Todo lo dicho nos lleva a confirmar el acuerdo del TARCR, sin más razonamientos y sin que proceda que esta Sala se pronuncie sobre el resto de las alegaciones contenidas en el escrito de demanda, a la luz de la falta de legitimación de «Alternativa» para la interposición del recurso especial regulado en el artículo 40.2 del Texto Refundido de la Ley de Contratos del Sector Público .

QUINTO.- La desestimación del presente recurso nos lleva a condenar a la actora a las costas causadas de conformidad con lo establecido en el artículo 139 de la Ley de esta jurisdicción .

VISTOS los preceptos constitucionales y legales citados y los demás de general y pertinente aplicación,

Fallo

Que debemos desestimar el recurso contencioso-administrativo interpuesto por Adecuación de Alternativas S.L. contra la resolución del Tribunal Administrativo Central de Recursos Contractuales de 11 de septiembre de 2015, que confirmamos íntegramente, condenando a los recurrentes a las costas causadas.

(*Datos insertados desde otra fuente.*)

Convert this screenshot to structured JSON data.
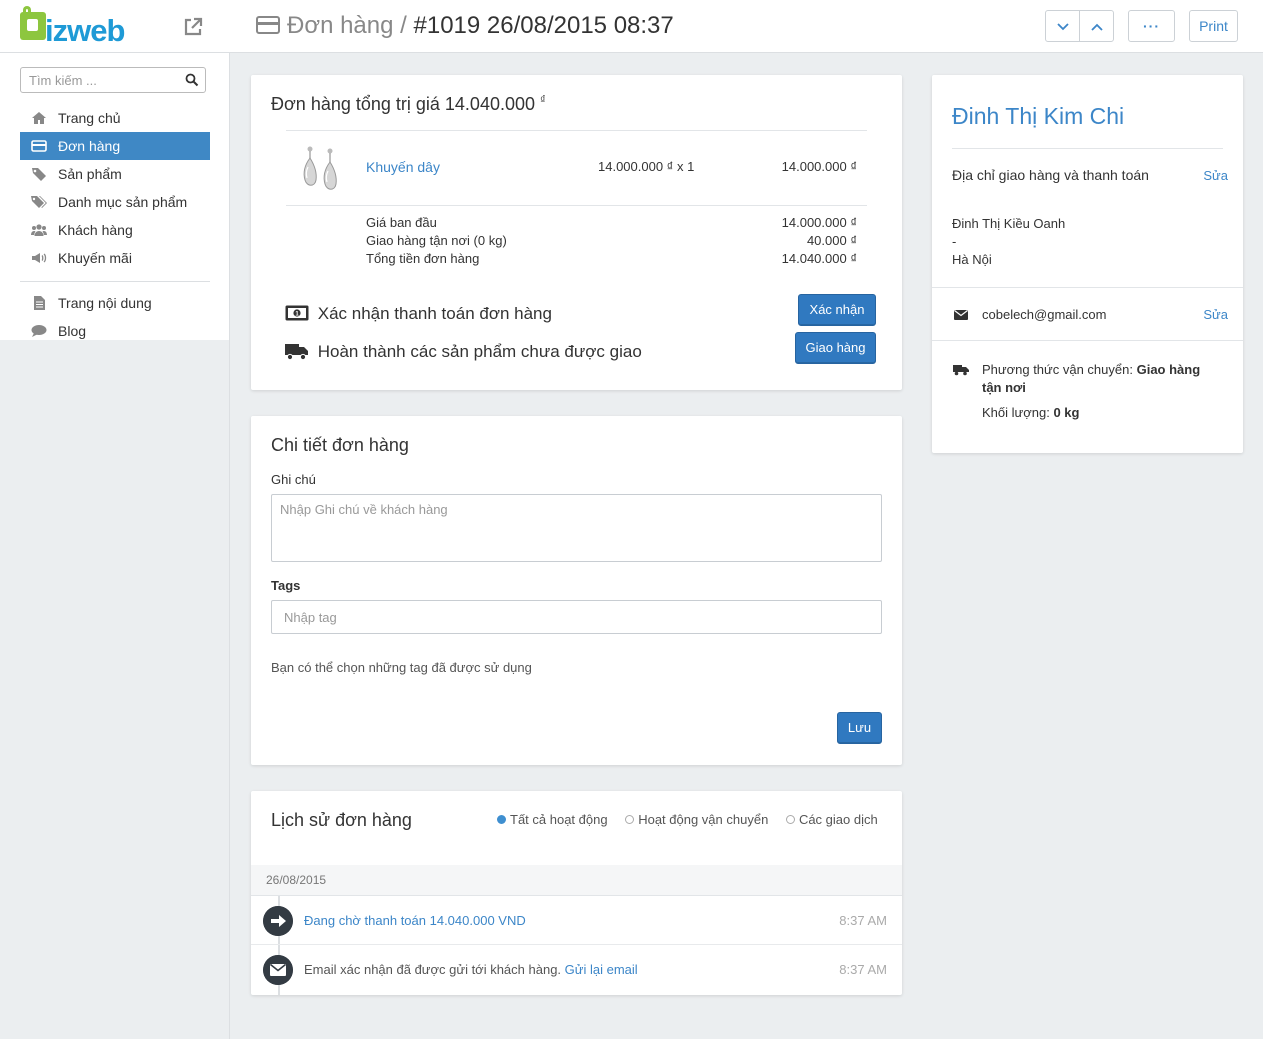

La presente sentencia es susceptible de recurso de casación que deberá prepararse ante esta Sala en el plazo de 30 días contados desde el día siguiente al de su notificación; en el escrito de preparación del recurso deberá acreditarse el cumplimiento de los requisitos establecidos en el artículo 89.2 de la Ley de la Jurisdicción justificando el interés casacional objetivo que presenta.

Así por esta nuestra sentencia, testimonio de la cual será remitido en su momento a la oficina de origen a los efectos legales, junto con el expediente administrativo, en su caso, lo pronunciamos, mandamos y firmamos.

PUBLICACIÓN.-En el día mismo de su fecha, fue leída y publicada la anterior Sentencia por el Ilmo. Sr. Magistrado Ponente, hallándose constituída en Audiencia Pública, de la que yo, el Secretario, doy fe.